I was racing from one aisle to the next, and just couldn't drink in all these things in fast enough! My "worldly" friend was getting such a kick out of my reaction to stuff that she was used to seeing each year, and was telling some other people we know, and teasing me about my enthusiasm, LOL!
Right now---I am tickled with all the Christmas cards being received---ALL (thus far) from the great folks here on JWD! It is not even the 1st of December and my pretty little card basket on the dining room table is quite full already! The first year (2000) that I decided it was time to celebrate Christmas (again), we got THREE Christmas cards....two from family members and one from a gal on the internet. The one from the internet was the very first one from anyone in those 30 years!

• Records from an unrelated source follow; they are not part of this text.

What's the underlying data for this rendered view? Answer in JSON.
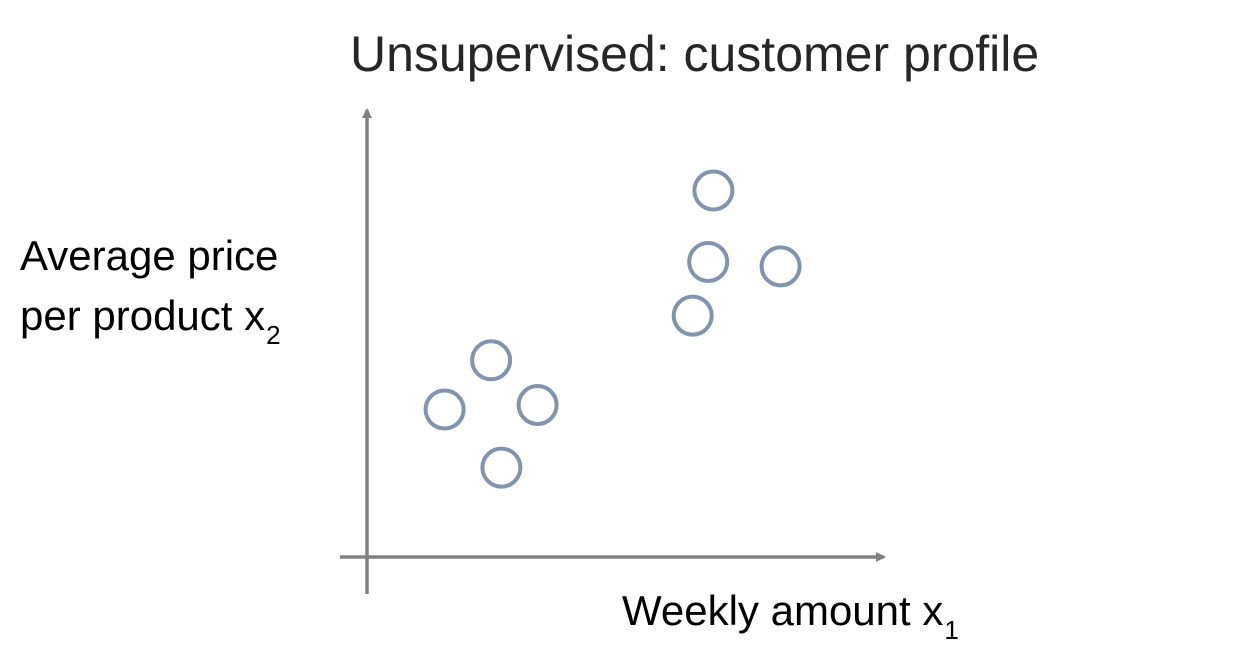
{
  "chart_data": {
    "type": "scatter",
    "title": "Unsupervised:  customer profile",
    "xlabel": {
      "text": "Weekly amount x",
      "subscript": "1"
    },
    "ylabel": {
      "line1": "Average price",
      "line2": "per product x",
      "subscript": "2"
    },
    "ticks": false,
    "grid": false,
    "xlim": [
      0,
      100
    ],
    "ylim": [
      0,
      100
    ],
    "marker": "open-circle",
    "marker_color": "#8293AE",
    "axis_color": "#808080",
    "points": [
      {
        "x": 24,
        "y": 44
      },
      {
        "x": 15,
        "y": 33
      },
      {
        "x": 33,
        "y": 34
      },
      {
        "x": 26,
        "y": 20
      },
      {
        "x": 67,
        "y": 82
      },
      {
        "x": 66,
        "y": 66
      },
      {
        "x": 80,
        "y": 65
      },
      {
        "x": 63,
        "y": 54
      }
    ]
  }
}
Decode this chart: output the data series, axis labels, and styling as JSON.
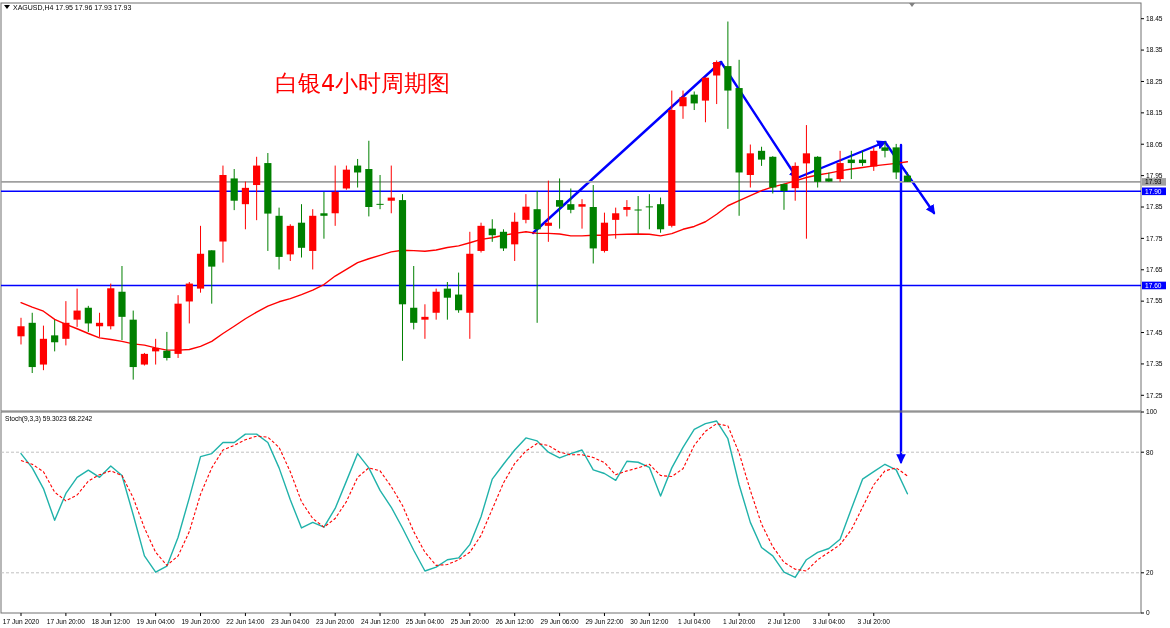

Truly....how could anything that brings so much joy and happiness to others....(supposedly) bring "such displeasure" to the Creator of all mankind? Then again....we have to consider the source of who believes this....and remember ALL the negativity in THEIR lives.
MERRY CHRISTMAS!
hugs,
Annie
I just saw this:
When you started listening to the witnesses weren't you at a pretty low place in your life?
Yes....this is true for me....in so many ways. That "paradise earth" sounded SO ideal from my living in a housing project in an urban area and trying to raise little ones, trying to keep things together on a meager budget. I totally fell for the WTS "wouldn't YOU like to live THERE" line.
moments ago, i talked to my mom.. i told her that i was taking some time off from going to meetings and service.. the conversation went down hill from there.. as her usual she just dismissed my reasons as if they meant nothing.. i pointed to the child molestations as my main reason for leaving.. "you are being over-sensitive", "jehovah takes care of things in his own time", "rely on jehovah".
those were the catch phrases of the conversation.. a new one was: "what have you been reading?".
i have a hard time standing up to my mother.
In these situations. love and loyalty and emotions get all tangled up in a ball, and are difficult (at best) to seperate and place in the proper compartments. The WTS has worked extremely hard at making sure this is done, AND in just this way!
Those who doubt what the men of the WTS teach---are not automatically (or necessarily) doubting GOD, but the WTS has purposely confused the lines on this issue. Those who DO decide toleave the WTS teachings---are not turning their backs on GOD, but on the MEN in Brooklyn.....but loyal JWs just CANNOT SEE the difference.
The tears she is shedding, are from the FEAR of what the men of the WTS will expect from HER if you decide to leave THEIR teachings and interpretations behind. These fears and tears are real.....but just misdirected at YOU.....when it is THEM she is truly afraid of.
I wish you the best, and hope you can find the strength and the courage to take the necessary steps you need to---to go on with the rest of YOUR life in a meaningful and fulfilling way.